Identity today has increased in complexity and challenges are in place in every aspect that is related to identity management: Identity Capture, Uniqueness, Universality, Interoperability, Secure Storage, Secure Communication, Scalability, Flexibility, Business & Work Flow, Interface, Privacy, User Acceptance, Overall TCO, Assurance, Distributed Deployment, System Integrity, Performance, Advocacy, etc., just to name a few.
Contemporary trend is that Business-to-Employee (B2E) identities are still managed by enterprise, but more distributed and influenced by the Cloud. Business-to-Customer (B2C), Business-to-Business (B2B), Government-to-Citizen (G2C), Government-to-Government (G2G) and Peer-to-Peer (P2P) identity management evolved into a state that trust between user and application are no longer a given relationship.
Furthermore, mobility adds to the identity complexity. People access applications through multiple access points simultaneously with each access point using different security policies and identity stores. This leads to the scenario that the same identity management policy may need to be developed and deployed multiple times. At the moment, there is lack of common access experience across devices which lead to fragmented user experience and control access. There is also lack of common user credentials across different access points. The governance and auditing requirements differ between channels which also caused fragmentation issues.

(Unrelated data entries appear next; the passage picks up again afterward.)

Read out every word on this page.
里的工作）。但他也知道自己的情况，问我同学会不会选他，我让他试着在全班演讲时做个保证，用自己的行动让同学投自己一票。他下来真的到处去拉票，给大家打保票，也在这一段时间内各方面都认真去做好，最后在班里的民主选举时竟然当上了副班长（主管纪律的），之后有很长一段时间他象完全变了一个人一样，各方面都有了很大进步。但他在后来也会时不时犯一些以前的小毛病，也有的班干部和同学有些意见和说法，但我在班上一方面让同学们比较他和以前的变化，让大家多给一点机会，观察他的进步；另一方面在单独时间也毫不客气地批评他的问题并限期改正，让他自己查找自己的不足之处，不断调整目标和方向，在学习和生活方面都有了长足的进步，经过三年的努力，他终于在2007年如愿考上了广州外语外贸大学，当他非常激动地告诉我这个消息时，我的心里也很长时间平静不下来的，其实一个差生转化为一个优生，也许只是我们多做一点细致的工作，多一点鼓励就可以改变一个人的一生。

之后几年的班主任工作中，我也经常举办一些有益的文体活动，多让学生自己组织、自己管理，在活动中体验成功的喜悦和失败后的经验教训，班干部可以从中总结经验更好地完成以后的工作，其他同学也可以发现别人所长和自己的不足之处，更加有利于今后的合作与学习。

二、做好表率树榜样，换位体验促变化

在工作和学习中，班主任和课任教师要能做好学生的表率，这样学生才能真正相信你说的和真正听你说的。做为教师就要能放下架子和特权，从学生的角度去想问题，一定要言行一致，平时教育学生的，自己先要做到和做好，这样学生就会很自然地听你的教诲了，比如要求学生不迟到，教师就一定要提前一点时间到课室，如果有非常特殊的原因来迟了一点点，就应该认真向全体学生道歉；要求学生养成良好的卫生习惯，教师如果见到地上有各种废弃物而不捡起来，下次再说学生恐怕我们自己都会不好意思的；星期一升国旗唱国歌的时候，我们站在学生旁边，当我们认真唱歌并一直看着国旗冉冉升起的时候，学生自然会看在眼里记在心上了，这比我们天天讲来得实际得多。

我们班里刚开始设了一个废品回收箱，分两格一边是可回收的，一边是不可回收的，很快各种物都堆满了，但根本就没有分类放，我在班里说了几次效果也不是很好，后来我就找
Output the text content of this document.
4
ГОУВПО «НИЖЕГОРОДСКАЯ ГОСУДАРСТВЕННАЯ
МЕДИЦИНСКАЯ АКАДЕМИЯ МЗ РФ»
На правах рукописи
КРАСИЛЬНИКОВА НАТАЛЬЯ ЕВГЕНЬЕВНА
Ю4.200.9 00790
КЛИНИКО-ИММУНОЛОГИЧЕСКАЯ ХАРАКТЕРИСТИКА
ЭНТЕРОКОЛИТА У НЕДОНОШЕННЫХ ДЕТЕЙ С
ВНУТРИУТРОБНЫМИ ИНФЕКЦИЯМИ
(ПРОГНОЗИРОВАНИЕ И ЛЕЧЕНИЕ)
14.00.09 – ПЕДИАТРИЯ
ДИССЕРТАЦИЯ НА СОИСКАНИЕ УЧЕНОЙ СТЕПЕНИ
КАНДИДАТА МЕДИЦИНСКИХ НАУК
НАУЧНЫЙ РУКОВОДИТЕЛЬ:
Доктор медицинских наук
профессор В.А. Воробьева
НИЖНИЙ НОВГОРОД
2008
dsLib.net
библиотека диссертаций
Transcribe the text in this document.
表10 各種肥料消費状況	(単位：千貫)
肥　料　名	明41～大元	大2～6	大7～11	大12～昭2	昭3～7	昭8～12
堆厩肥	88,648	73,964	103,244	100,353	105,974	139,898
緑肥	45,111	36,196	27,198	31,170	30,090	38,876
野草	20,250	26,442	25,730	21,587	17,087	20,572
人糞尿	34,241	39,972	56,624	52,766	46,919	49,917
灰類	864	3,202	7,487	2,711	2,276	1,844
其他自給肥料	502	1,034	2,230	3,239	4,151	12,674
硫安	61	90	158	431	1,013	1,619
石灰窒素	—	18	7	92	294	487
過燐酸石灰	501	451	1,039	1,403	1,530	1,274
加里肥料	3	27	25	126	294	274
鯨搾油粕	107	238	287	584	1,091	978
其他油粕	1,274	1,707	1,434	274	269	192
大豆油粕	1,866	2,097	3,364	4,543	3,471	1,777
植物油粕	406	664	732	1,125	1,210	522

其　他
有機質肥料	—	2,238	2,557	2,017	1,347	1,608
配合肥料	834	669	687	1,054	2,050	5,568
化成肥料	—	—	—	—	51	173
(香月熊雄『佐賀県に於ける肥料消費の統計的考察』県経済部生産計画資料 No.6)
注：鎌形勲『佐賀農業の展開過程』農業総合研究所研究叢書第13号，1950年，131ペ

The concept of eGoverment has been proposed by different countries. The Digital Agenda for Europe is one of the examples in setting a goal that 50% of EU citizens to use eGovernment by 2015 (EU_Commission, 2014). However, there is still lacking in a unified eGovernment that can be relied as the sole online verifier. The basic fact is that not all governments have the same capabilities and not all countries are agreeable on a common model.
The concept of global e-iD is more than technologies alone can provide the solution because it requires negotiations amongst different countries on conditions and terms how a country may accept and process the e-iDs issued by another country and vice versa. It is difficult to find an open and flexible solution acceptable to all countries as the perceived risk of government monitoring online behaviour can inhibit adoption. Furthermore, private sector has the required skills and expertise and the flexibility to form non-government alliances to provide choices for consumers. Another practical problem is that there are more than 200 million individuals in the world have dual citizenship (The Economist, 2012).
According to empirical studies (Zimmerman, 2012; Pooe & Labuschagne, 2011), one of the major challenges facing the enterprise is adopting biometric technology by modernising legacy systems using updated standards. Technology transitions can become one of the key enablers for evolutionary acquisition of interoperable biometric and biographical data as well as any associated requirements, policy, and national laws.